The following poem by Jawdat Fakhreddine appeared in Issue No. 16 of the Marlboro Review.



How Long This Day of Mine

Is it shameful
For one to outlive his friends?

Do the dead see, once they have settled
There in their death
What they dropped at the side of the road
Where they left us?
I wonder,
Do they realize the loneliness of the road
Once they have crossed it?
Do they laugh in their death
At our struggling in the strait they've already passed?
Do they pity us when they look back at where we are?
Do they have joy in their hearts, that they have made it?

How beautiful death would be,
If the dead were to look back at the loneliness of the road
Once they have settled.

Every day that passes,
I look behind me,
I find it calm, composed
And free,
Staring at me with pity, without boredom
or loneliness.
That is how the day passes upon me
It survives
And hands me coldly to another.
Am I now in another?
That is how the day passes without me
And clears behind me.

How short life is,
And how long this day of mine!

Translated from the Arabic by Huda Fakhreddine and Jayson Iwen


Jawdat Fakhreddine was born in 1953 in Southern Lebanon. He has published seven collections of poetry, the first of which came out in 1979. Some of these collections are: Awham Rifiyya, 1980 (Rural Illusion), Manaraton lil Ghariq, 1996 (A Beacon for the Drowning), Samawat, 2002 (Skies).

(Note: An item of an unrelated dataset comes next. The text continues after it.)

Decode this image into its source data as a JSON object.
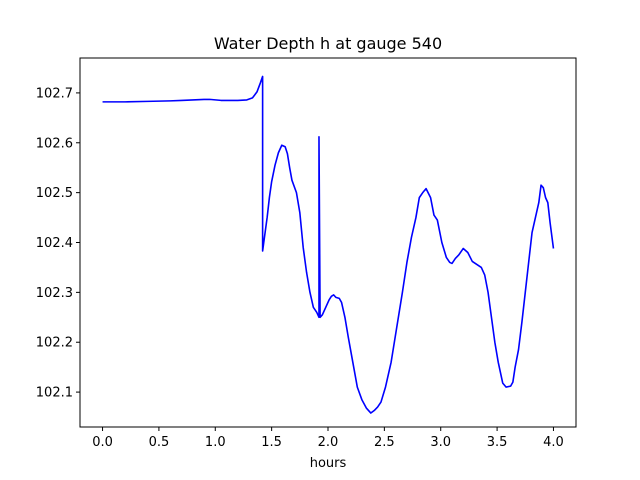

He is professor of Arabic literature and criticism at the Lebanese University. He has two books of literary theory: Shakl al-Qasida al-Arabia fi an-Naqel al Arabi Hata al Qarn a; Thamin al Hijiri, 1984 (The Form of the Arabic Poem in Arabic Criticism until the Eight Century of the Hijra) and al Iyqa wal Zaman: Kitabat fi al Naqd ash-Shi'ri, 1995 (Rhythm and Time: Writings in Poetry Criticism). He has published reviews and studies in a number of newspapers and journals in Lebanon and the Arab World. Some of his poems have been translated in English, French and German.

Huda Fakhreddine was born in 1981 in Beirut Lebanon. She is a graduate student of English literature at the American University of Beirut, where she also holds a minor in Arabic literature. She has a special interest in modern poetry, Arabic and English, and plans to pursue a degree in Comparative literature. She has worked on several translations of Arabic poetry and prose into English.

Jayson Iwen lives with his wife and three cats in Beirut, Lebanon, where he teaches at the American University of Beirut, and advises the literary and cultural journal, Anima. His own poetry has recently appeared in journals such as Fence, Clackamas Literary Review, Third Coast and Reed Magazine. Jayson also writes regularly for the Emergency Almanac.